Module `Brot.Pre_tokenizer`

Pre-tokenization.

Pre-tokenizers split raw text into pieces before vocabulary-based tokenization (BPE, WordPiece, etc.) is applied. Each piece carries byte offsets into the original text.

See Brot for the full tokenization pipeline.

type t

The type for pre-tokenizers.

Constructors

val whitespace : unit -> t

whitespace () splits on whitespace using pattern \w+|[^\w\s]+.

Groups word characters (letters, digits, underscore) together and groups non-word, non-space characters together. Whitespace is used as delimiter but not included in output.

val whitespace_split : unit -> t

whitespace_split () splits on any whitespace characters.

Removes whitespace from output. Simplest and fastest pre-tokenizer.

val bert : unit -> t

bert () applies BERT-style pre-tokenization.

Splits on whitespace, isolates punctuation, and separates CJK characters individually.

val byte_level : 
  ?add_prefix_space:bool ->
  ?use_regex:bool ->
  ?trim_offsets:bool ->
  unit ->
  t

byte_level () is a byte-level pre-tokenizer. Used by GPT-2, GPT-3, RoBERTa.

Converts text to byte representation and applies GPT-2's regex pattern for splitting.

add_prefix_space: add space at beginning if text does not start with whitespace. Default: true.
use_regex: use GPT-2's regex pattern for splitting. Default: true.
trim_offsets: adjust offsets for byte-level encoding. Default: true.

type behavior = [

| `Isolated
(*
Keep delimiter as separate piece
*)
| `Removed
(*
Remove delimiter
*)
| `Merged_with_previous
(*
Merge delimiter with previous piece
*)
| `Merged_with_next
(*
Merge delimiter with next piece
*)
| `Contiguous
(*
Group consecutive delimiters together
*)

]

Delimiter handling behavior for splitting operations.

val punctuation : ?behavior:behavior -> unit -> t

punctuation () separates punctuation from alphanumeric content.

behavior defaults to `Isolated.

val split : pattern:string -> ?behavior:behavior -> ?invert:bool -> unit -> t

split ~pattern () splits on a literal string pattern.

behavior defaults to `Removed. When invert is true, splits on everything except the pattern; defaults to false.

val char_delimiter : char -> t

char_delimiter c splits on character c, removing it from output.

Equivalent to split ~pattern:(String.make 1 c) ~behavior:`Removed ().

val digits : ?individual_digits:bool -> unit -> t

digits () splits on digit boundaries.

When individual_digits is true, each digit is a separate piece; when false (default), consecutive digits are grouped.

type prepend_scheme = [

| `First
(*
Only prepend to first piece
*)
| `Never
(*
Never prepend
*)
| `Always
(*
Always prepend if not starting with space
*)

]

Controls when metaspace prepends the replacement character.

val metaspace : 
  ?replacement:char ->
  ?prepend_scheme:prepend_scheme ->
  ?split:bool ->
  unit ->
  t

metaspace () replaces whitespace with a visible marker. Used by SentencePiece models.

replacement: character to replace spaces with. Default: '_'.
prepend_scheme: when to prepend the replacement character. Default: `Always.
split: whether to split on the replacement character. Default: true.

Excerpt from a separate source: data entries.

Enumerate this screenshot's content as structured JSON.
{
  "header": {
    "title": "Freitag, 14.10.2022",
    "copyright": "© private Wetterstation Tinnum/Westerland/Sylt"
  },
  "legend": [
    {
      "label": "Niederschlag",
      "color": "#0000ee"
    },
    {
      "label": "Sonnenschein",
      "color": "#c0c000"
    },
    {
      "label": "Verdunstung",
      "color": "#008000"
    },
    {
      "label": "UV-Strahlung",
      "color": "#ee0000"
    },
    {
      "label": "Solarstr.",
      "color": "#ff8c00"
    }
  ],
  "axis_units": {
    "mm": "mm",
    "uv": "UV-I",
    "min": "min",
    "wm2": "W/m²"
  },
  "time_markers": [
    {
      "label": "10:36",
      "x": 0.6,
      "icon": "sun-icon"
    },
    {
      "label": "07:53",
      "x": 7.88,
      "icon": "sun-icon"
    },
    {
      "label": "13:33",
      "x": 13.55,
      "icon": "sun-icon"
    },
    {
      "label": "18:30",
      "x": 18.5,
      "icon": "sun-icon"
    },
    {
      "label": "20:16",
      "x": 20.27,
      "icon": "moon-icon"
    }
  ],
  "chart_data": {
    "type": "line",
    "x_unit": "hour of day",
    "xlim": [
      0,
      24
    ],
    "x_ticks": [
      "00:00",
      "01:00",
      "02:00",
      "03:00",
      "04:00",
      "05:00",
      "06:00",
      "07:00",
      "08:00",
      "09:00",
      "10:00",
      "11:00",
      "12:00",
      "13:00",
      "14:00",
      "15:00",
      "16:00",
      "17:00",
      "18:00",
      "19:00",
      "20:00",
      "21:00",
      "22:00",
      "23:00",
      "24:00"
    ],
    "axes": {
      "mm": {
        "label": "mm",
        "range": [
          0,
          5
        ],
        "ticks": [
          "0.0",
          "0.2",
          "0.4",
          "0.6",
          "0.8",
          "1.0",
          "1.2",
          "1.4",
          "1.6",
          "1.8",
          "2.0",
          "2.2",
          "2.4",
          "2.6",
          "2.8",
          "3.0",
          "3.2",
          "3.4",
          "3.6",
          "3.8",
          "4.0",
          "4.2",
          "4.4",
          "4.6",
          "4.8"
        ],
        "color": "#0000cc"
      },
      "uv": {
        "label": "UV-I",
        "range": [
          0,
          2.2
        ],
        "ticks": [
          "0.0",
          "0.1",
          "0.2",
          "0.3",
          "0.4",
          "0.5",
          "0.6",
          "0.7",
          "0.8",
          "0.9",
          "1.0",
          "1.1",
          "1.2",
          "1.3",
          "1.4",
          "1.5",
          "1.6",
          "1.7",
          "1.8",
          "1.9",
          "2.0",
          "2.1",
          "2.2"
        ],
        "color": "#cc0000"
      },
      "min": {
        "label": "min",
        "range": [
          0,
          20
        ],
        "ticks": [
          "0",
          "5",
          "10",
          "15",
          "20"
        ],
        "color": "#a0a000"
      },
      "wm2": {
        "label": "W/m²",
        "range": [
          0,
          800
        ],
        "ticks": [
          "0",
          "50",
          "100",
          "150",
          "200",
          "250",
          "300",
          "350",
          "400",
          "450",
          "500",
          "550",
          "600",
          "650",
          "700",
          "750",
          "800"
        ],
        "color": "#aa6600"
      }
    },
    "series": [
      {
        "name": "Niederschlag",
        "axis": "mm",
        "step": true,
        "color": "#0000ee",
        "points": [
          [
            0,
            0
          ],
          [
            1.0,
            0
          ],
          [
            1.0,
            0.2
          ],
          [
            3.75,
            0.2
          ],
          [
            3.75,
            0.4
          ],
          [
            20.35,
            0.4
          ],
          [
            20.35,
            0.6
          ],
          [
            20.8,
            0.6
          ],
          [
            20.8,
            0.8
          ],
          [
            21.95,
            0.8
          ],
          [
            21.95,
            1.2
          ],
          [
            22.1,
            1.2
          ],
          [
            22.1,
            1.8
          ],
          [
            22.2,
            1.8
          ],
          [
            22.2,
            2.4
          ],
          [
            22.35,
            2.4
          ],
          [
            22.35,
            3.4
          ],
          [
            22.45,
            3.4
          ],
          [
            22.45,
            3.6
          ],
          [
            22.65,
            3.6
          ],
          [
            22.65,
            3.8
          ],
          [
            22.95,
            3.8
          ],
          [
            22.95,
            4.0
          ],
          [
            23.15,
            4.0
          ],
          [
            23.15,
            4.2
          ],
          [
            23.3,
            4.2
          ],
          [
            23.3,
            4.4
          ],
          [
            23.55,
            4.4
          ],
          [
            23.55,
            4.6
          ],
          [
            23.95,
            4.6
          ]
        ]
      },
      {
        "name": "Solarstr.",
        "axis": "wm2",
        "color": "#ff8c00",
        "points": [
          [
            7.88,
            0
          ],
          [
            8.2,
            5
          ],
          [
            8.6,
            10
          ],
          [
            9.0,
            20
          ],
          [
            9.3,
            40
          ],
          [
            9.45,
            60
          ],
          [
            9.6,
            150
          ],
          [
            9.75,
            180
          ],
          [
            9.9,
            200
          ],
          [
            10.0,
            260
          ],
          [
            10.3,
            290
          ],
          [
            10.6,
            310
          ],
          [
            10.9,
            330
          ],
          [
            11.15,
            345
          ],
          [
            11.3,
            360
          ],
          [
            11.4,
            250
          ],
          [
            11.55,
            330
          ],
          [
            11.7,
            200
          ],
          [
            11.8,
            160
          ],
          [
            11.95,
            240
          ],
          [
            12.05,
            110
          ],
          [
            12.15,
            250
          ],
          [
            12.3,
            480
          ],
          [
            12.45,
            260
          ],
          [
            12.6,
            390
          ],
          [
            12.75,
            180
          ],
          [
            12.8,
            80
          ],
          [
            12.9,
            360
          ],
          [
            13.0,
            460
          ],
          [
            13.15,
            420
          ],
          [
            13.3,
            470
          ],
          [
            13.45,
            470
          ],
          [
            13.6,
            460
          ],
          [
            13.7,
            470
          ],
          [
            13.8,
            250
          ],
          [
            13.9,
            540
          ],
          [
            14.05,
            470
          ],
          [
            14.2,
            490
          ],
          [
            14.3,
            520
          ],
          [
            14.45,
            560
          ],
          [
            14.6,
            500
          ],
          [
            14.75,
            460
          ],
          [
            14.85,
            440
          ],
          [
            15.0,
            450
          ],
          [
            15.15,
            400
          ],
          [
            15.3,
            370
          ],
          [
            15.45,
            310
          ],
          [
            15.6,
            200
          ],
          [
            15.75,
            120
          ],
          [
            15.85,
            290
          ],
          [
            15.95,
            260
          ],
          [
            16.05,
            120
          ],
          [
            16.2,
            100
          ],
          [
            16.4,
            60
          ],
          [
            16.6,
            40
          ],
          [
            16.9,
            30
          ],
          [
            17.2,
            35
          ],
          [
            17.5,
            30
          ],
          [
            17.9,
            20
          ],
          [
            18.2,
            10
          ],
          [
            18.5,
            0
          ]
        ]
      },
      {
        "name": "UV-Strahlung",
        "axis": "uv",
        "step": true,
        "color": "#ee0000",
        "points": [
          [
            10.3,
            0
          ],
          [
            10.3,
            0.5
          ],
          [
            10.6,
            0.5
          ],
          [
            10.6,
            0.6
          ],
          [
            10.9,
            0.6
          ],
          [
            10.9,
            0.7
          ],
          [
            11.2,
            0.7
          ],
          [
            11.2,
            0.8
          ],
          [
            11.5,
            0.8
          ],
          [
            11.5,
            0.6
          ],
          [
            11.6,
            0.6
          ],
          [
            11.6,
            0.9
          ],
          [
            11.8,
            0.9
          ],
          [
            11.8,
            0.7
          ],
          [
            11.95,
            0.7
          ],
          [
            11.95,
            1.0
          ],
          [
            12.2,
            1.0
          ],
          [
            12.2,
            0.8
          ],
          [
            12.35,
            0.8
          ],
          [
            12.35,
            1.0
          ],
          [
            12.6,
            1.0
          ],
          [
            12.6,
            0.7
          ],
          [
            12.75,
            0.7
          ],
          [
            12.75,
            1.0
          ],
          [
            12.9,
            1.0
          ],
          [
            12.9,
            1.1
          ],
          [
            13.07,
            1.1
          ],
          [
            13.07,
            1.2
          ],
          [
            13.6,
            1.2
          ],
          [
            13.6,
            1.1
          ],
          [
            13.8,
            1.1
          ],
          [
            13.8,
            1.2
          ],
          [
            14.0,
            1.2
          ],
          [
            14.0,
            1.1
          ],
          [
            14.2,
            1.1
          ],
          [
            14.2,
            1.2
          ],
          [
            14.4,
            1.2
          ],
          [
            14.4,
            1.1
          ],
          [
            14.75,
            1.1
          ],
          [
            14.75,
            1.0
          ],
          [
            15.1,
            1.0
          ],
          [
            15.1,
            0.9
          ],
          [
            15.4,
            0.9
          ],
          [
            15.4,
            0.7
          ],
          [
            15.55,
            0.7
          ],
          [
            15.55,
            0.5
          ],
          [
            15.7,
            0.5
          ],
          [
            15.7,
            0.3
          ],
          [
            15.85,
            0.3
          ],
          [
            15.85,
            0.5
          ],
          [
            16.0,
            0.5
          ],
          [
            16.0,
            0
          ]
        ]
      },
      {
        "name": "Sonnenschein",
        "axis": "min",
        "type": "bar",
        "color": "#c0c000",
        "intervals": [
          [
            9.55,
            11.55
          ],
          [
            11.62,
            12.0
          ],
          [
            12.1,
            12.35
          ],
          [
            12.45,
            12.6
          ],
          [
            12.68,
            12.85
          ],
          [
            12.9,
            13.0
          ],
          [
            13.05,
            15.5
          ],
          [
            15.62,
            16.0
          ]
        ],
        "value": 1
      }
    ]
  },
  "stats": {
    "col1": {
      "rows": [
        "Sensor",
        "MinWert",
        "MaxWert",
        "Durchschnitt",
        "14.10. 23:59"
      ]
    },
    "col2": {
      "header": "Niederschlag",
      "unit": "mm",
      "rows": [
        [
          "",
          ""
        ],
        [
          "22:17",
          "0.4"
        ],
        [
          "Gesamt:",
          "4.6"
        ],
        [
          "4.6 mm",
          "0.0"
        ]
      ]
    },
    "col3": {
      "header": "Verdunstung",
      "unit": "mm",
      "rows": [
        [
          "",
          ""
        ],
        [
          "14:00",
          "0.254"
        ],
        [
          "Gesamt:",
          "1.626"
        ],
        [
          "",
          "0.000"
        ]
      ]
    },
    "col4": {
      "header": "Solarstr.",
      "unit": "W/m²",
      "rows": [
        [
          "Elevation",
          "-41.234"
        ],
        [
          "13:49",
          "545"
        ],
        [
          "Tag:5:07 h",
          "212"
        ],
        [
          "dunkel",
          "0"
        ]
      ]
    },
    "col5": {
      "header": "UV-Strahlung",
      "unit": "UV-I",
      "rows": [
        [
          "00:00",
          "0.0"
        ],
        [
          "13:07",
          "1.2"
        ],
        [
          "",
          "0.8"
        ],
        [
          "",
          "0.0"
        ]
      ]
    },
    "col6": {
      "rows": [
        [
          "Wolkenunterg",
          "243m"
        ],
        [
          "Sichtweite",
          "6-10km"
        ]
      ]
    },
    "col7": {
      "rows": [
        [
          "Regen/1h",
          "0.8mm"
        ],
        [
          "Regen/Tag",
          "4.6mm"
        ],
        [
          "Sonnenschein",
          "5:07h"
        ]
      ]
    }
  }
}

val unicode_scripts : unit -> t

unicode_scripts () splits on Unicode script boundaries.

Separates text when the writing system changes (e.g., Latin to Cyrillic, Latin to Han).

val fixed_length : int -> t

fixed_length n splits into fixed-length character chunks.

The last chunk may be shorter than n.

val sequence : t list -> t

sequence ts chains multiple pre-tokenizers left-to-right.

Each pre-tokenizer processes the pieces from the previous one. Offsets are composed correctly through the chain.

Operations

val pre_tokenize : t -> string -> (string * (int * int)) list

pre_tokenize t text splits text into pieces with character offsets.

Returns a list of (piece, (start, end_)) where start and end_ are byte positions in the original text. Offsets are non-overlapping and in ascending order.

Formatting

val pp : Stdlib.Format.formatter -> t -> unit

pp ppf t formats t for inspection.

Byte-level decoding

val byte_level_decode : string -> string

byte_level_decode s reverses byte-level encoding by converting the special Unicode codepoints back to original byte values.

Serialization

val to_json : t -> Jsont.json

to_json t serializes t to HuggingFace JSON format.

val of_json : Jsont.json -> (t, string) Stdlib.result

of_json json is a pre-tokenizer from HuggingFace JSON format. Errors if json is not an object, has a missing or unknown "type" field, or has invalid parameters.